What if we encounter seemingly competitive fakes that actually are not? For example, what if some unidentifiable miscreants put incendiary words in the mouths of both Recep Tayyip Erdogan and Abdullah Ocalan in hopes of stimulating mass violence between Turks and Kurds in eastern Turkey or northern Syria?
Israel is regularly accused by Arabs, governments and media alike, of amazing nefarious feats of which it is not capable. Some years ago Egyptians blamed Israeli skullduggery for an increase in shark attacks around Sharm al-Sheikh. Ayaan Hirsa Ali reminds us than in Somali traditional culture nearly all ill-fated events are ascribed by kneejerk reflex to “al-Yahud.”[3] And this is true beyond Somalia. So the Israeli government should expect to be the target of many kinds of fakery in the future; but, of course, Israeli technical means enables Israeli authorities to respond in and beyond kind. The problem thus falls into a widened spectrum of deterrence requirements for Israel. Additionally, Israel’s formidable technical capabilities in this and other areas may make it a more appealing partner for some of its neighbors who feel themselves at a disadvantage relative to aggressive others.
The possible permutations of mischievous fakery are not endless, but they are vast. GANs-generated fakes could come from inside societies aimed at government or from governments aimed at societies. They could come from Russia or China, India or…..well, from anywhere. Attribution could be claimed, hidden, disavowed, imported or exported. They could be regular and systemic or rare or even singular. They could be designed to stimulate instability and violence or achieve those ends accidentally. You see the scope of the problem.
Solutions? They come in three flavors. First is technological. Responsible actors, in government and out, need to develop means of identifying fakes and communicating about them quickly to publics. Second is legal. Responsible governmental actors have to define criminality in the misuse of various technologies and find ways to erect deterrence to malicious acts. And third is political. Malicious use of GANs and other technologies often depends on a variety of grievances believed in need of redress. Some of these grievances may be fanciful, but many are real enough. To the extent that governments are willing and able to address real grievances, within their societies and between neighboring nations, they can cut into the motives that generate deepfakes.

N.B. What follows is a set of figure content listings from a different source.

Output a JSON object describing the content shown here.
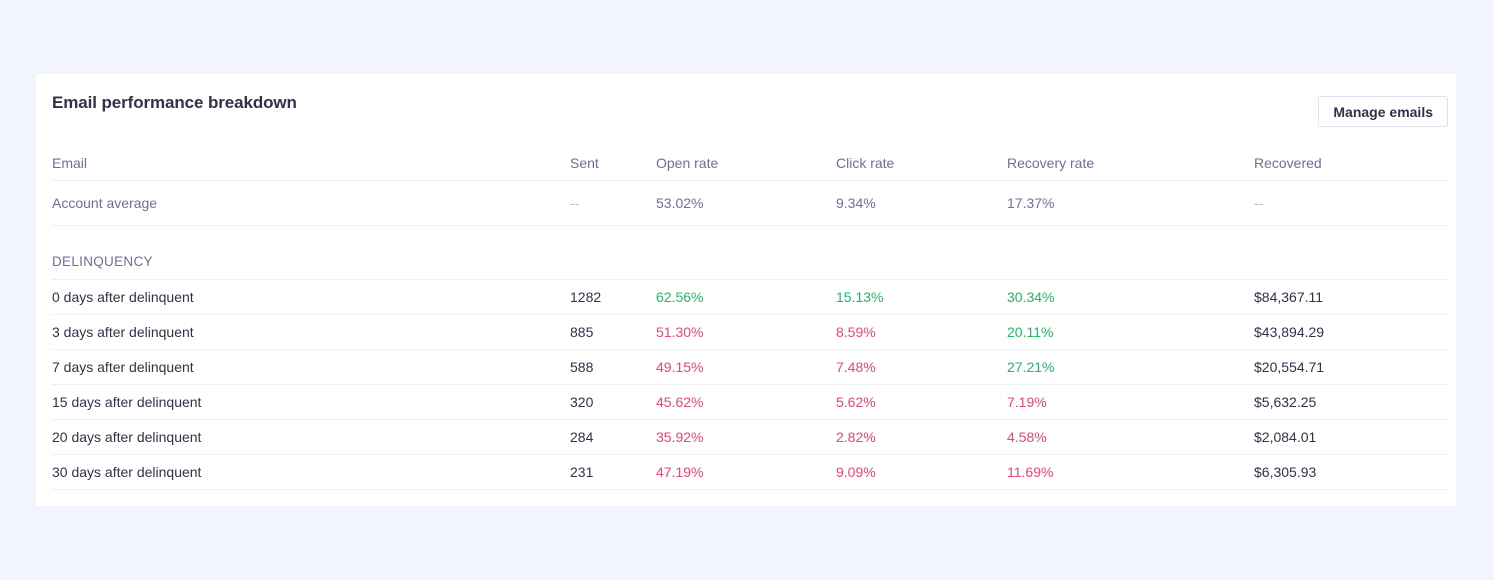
{
  "card": {
    "title": "Email performance breakdown",
    "manage_button_label": "Manage emails"
  },
  "columns": [
    "Email",
    "Sent",
    "Open rate",
    "Click rate",
    "Recovery rate",
    "Recovered"
  ],
  "account_average": {
    "label": "Account average",
    "sent": "--",
    "open_rate": "53.02%",
    "click_rate": "9.34%",
    "recovery_rate": "17.37%",
    "recovered": "--"
  },
  "section": {
    "label": "DELINQUENCY"
  },
  "rows": [
    {
      "email": "0 days after delinquent",
      "sent": "1282",
      "open_rate": "62.56%",
      "open_status": "good",
      "click_rate": "15.13%",
      "click_status": "good",
      "recovery_rate": "30.34%",
      "recovery_status": "good",
      "recovered": "$84,367.11"
    },
    {
      "email": "3 days after delinquent",
      "sent": "885",
      "open_rate": "51.30%",
      "open_status": "bad",
      "click_rate": "8.59%",
      "click_status": "bad",
      "recovery_rate": "20.11%",
      "recovery_status": "good",
      "recovered": "$43,894.29"
    },
    {
      "email": "7 days after delinquent",
      "sent": "588",
      "open_rate": "49.15%",
      "open_status": "bad",
      "click_rate": "7.48%",
      "click_status": "bad",
      "recovery_rate": "27.21%",
      "recovery_status": "good",
      "recovered": "$20,554.71"
    },
    {
      "email": "15 days after delinquent",
      "sent": "320",
      "open_rate": "45.62%",
      "open_status": "bad",
      "click_rate": "5.62%",
      "click_status": "bad",
      "recovery_rate": "7.19%",
      "recovery_status": "bad",
      "recovered": "$5,632.25"
    },
    {
      "email": "20 days after delinquent",
      "sent": "284",
      "open_rate": "35.92%",
      "open_status": "bad",
      "click_rate": "2.82%",
      "click_status": "bad",
      "recovery_rate": "4.58%",
      "recovery_status": "bad",
      "recovered": "$2,084.01"
    },
    {
      "email": "30 days after delinquent",
      "sent": "231",
      "open_rate": "47.19%",
      "open_status": "bad",
      "click_rate": "9.09%",
      "click_status": "bad",
      "recovery_rate": "11.69%",
      "recovery_status": "bad",
      "recovered": "$6,305.93"
    }
  ],
  "colors": {
    "page_background": "#f2f5fd",
    "good": "#1fb864",
    "bad": "#e8457a",
    "muted_text": "#6c6f9e",
    "primary_text": "#2f3349"
  }
}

All three modalities of redress are tall orders at present. Offense has the advantage over defense for now, and may hold that advantage for quite some time. There is work to be done for, it is safe to say, the Near East already has enough problems without having to search for more. But it is for deepfakes as Trotsky once said about strategy: “You may not be interested in strategy (read: deepfakes), but strategy (read: deepfakes) is interested in you.”
Dr. Adam Garfinkle, a regular al-Mesbar columnist, is current a Distinguished Visiting Fellow at the S. Rajaratnam School of International Studies at Nanyang Technological University in Singapore. He is also Founding Editor of The American Interest.
[1] For more details, see Emilia Petrarca, “Calvin Klein Apologizes for Bella Hadid and Lil Miquela Campaign,” The Cut, May 20, 2019.
[2] See Kimberly Anne Lim, “Popular Chinese vlogger posing as young women exposed as 58-year old after livestream glitch” Straits Times, August 1, 2019, p. 3.
[3] See Ayaan Hirsi Ali, “Can Ilhan Omar Overcome Her Prejudice?” Wall Street Journal, July 12, 2019.